Re: default variable question
by adrianh (Chancellor) on Feb 07, 2006 at 15:30 UTC

    Learn to use Benchmark and find out :-)

    Even better learn to use one of the profile modules and forget about micro-optimisations until you know you actually need them.

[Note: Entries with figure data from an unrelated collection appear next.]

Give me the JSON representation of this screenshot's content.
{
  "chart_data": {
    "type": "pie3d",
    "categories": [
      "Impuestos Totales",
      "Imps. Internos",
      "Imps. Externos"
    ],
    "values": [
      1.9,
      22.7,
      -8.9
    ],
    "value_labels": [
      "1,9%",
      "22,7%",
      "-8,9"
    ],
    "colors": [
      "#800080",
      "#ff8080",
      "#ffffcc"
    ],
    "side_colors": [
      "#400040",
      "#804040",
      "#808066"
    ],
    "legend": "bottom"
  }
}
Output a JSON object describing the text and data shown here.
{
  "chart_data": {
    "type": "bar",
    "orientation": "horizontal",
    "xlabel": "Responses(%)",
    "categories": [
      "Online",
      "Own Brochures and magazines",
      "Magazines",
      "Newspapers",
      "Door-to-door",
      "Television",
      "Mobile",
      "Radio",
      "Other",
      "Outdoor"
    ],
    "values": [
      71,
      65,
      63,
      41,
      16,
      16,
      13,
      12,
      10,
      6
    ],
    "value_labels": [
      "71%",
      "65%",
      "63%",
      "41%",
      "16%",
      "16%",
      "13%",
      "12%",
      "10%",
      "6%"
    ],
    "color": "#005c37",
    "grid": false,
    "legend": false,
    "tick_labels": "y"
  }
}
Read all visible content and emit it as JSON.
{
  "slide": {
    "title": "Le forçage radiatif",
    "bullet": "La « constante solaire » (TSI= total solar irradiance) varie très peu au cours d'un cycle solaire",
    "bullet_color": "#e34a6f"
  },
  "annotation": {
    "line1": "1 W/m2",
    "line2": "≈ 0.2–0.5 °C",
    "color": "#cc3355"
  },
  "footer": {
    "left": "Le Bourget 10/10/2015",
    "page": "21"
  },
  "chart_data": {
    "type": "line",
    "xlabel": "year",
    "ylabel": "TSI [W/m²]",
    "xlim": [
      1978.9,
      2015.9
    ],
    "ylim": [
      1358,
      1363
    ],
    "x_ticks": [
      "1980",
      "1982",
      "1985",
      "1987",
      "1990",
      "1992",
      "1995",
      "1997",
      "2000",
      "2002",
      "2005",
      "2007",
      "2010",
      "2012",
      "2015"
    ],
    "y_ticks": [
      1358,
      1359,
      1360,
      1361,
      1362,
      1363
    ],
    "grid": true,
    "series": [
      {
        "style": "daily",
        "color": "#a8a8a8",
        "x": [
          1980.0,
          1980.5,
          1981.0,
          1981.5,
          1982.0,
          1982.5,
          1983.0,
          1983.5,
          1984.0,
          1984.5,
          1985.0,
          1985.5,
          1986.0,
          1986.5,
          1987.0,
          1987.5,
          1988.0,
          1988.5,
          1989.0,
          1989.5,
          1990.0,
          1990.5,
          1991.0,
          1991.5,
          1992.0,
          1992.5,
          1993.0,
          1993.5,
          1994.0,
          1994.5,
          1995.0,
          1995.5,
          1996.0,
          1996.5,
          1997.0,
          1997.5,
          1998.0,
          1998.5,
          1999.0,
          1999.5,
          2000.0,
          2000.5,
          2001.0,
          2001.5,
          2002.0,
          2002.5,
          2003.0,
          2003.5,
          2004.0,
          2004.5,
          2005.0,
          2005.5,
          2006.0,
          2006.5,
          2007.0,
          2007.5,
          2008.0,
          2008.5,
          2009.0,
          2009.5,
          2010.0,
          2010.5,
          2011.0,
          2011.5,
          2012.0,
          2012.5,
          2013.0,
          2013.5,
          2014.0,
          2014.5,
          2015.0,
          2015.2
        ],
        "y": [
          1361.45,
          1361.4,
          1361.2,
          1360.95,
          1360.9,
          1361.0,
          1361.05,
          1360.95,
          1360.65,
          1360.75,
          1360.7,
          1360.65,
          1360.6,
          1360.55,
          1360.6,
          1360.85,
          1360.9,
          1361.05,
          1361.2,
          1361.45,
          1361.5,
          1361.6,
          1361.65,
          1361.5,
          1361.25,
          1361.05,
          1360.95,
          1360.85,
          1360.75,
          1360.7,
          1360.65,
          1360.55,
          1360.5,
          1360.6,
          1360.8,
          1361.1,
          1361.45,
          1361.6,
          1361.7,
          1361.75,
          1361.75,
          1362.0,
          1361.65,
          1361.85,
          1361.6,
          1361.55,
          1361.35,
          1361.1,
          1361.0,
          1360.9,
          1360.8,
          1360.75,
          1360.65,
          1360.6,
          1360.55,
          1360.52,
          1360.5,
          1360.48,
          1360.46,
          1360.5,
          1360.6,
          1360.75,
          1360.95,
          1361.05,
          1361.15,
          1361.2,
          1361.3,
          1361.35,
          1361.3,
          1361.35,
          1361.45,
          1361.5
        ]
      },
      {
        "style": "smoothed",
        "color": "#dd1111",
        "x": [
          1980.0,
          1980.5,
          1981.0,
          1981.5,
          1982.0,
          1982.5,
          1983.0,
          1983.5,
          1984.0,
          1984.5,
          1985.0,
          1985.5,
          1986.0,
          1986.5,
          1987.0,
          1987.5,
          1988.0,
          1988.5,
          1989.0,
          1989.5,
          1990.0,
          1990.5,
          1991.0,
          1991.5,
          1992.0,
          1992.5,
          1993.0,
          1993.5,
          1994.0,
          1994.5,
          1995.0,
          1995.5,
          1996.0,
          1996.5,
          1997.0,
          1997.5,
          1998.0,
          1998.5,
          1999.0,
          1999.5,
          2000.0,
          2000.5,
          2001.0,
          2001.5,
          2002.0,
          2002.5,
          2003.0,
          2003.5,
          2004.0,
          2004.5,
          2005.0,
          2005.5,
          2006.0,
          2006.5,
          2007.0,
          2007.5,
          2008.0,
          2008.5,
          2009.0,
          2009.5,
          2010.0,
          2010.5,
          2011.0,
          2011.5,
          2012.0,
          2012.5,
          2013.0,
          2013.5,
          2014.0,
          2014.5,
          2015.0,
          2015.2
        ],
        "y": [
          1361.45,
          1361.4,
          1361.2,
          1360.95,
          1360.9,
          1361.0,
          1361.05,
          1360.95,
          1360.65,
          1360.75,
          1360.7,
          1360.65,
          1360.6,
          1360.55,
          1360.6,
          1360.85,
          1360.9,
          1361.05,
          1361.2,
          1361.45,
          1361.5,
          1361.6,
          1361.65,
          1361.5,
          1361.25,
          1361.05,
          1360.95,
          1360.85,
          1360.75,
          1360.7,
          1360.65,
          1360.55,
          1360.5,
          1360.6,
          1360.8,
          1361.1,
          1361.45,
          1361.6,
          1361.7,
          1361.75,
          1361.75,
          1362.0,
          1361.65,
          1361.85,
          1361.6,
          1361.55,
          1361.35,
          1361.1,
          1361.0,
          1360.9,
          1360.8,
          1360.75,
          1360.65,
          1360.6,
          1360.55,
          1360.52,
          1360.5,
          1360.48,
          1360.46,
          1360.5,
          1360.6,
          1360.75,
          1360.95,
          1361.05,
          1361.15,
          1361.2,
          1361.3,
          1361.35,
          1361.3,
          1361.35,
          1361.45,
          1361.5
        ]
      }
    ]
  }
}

Re: default variable question
by duff (Parson) on Feb 07, 2006 at 15:40 UTC

    Sorry, but that seems like a ridiculus question. But, the answer is yes. Perl has to allocate $i where otherwise it wouldn't. But I'll wager the difference is so negligible that you'd never notice.

      safe bet!

      #!/usr/bin/perl use Benchmark qw(:all); my $count = 1000000; timethese($count, { 'Name1' => sub { my( $a, $b, $c, $d ) = qw( kookla fran and ollie ); foreach ($a, $b, $c, $d) { tr/a-z/A-Z/; } }, 'Name2' => sub { my( $a, $b, $c, $d ) = qw( kookla fran and ollie ); for my $i ($a, $b, $c, $d) { $i =~ tr/a-z/A-Z/; } }, });

      gives me:

      Benchmark: timing 1000000 iterations of Name1, Name2... Name1: 15 wallclock secs (15.70 usr + 0.08 sys = 15.78 CPU) @ 63 +371.36/s (n=1000000) Name2: 15 wallclock secs (15.31 usr + 0.02 sys = 15.33 CPU) @ 65 +231.57/s (n=1000000)
      -derby

        My results were a little different (using Perl 5.8.7 on Windows). I got:

        Name1: 42 wallclock secs (36.77 usr + -0.00 sys = 36.76 CPU) @ 272005. +22/s (n=10000000) Name2: 49 wallclock secs (42.80 usr + 0.03 sys = 42.83 CPU) @ 233486. +66/s (n=10000000)

        And then:

        Name1: 42 wallclock secs (36.52 usr + 0.08 sys = 36.59 CPU) @ 273268. +84/s (n=10000000) Name2: 42 wallclock secs (36.47 usr + 0.00 sys = 36.47 CPU) @ 274213. +01/s (n=10000000)

        I don't know what is making the difference with these results, unless it's other programs getting CPU time.

      Ah but you forget that while the first doesn't need to create lexical $i, it does need to localize $_.